Comment se passe le festival ?

Il y a beaucoup de monde !

 

Vous avez une longue expérience dans l'animation, mais vous avez également réalisé un film en prise de vue réelle. Que vous a apporté cette dernière expérience ?

L'expérience de ce film live m'a beaucoup servi, surtout pour faire Miss Hokusai. Par exemple, tout ce que j'ai appris avec le chef opérateur, son travail de caméra, m'ont vraiment aidé. Au niveau de l'image et de la composition des plans, ce fut très fructueux.

 

Avec Miss Hokusai, j'ai eu le sentiment qu'il y avait un petit changement dans la manière dont vous entremêlez la réalité avec la part de fantastique.
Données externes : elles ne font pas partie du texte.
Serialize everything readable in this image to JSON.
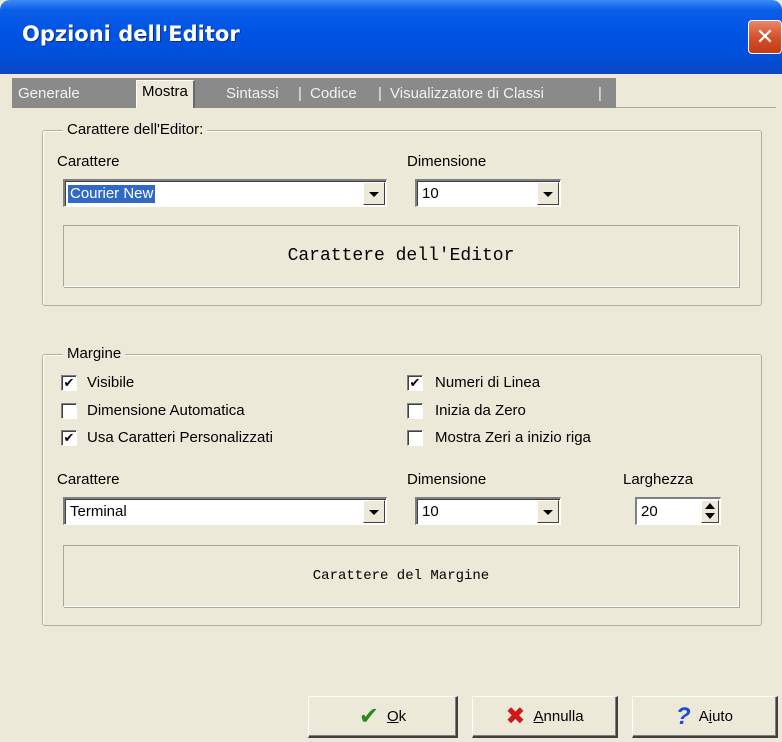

Vous allez un peu plus loin que vos précédents films. C'est tout de même paradoxal de constater ce changement après votre expérience en prise de vue réelle.

Cela vient probablement de l’œuvre originale de Miss Hokusai, donc Sarusuberi, le manga de Hinako Sugiura. En fait, cette auteure réussit à faire avec beaucoup ce raffinement ce mélange entre la fantaisie et la réalité. Je voulais garder cet aspect très raffiné dans cette cohabitation de deux mondes, et j'ai essayé de le restituer dans mon film.

 

Dans ce même film, vous n'essayez pas de recopier les œuvres de l'époque, mais vous êtes entre la reprise personnelle et la reproduction. Par exemple sur les estampes d'Hokusai...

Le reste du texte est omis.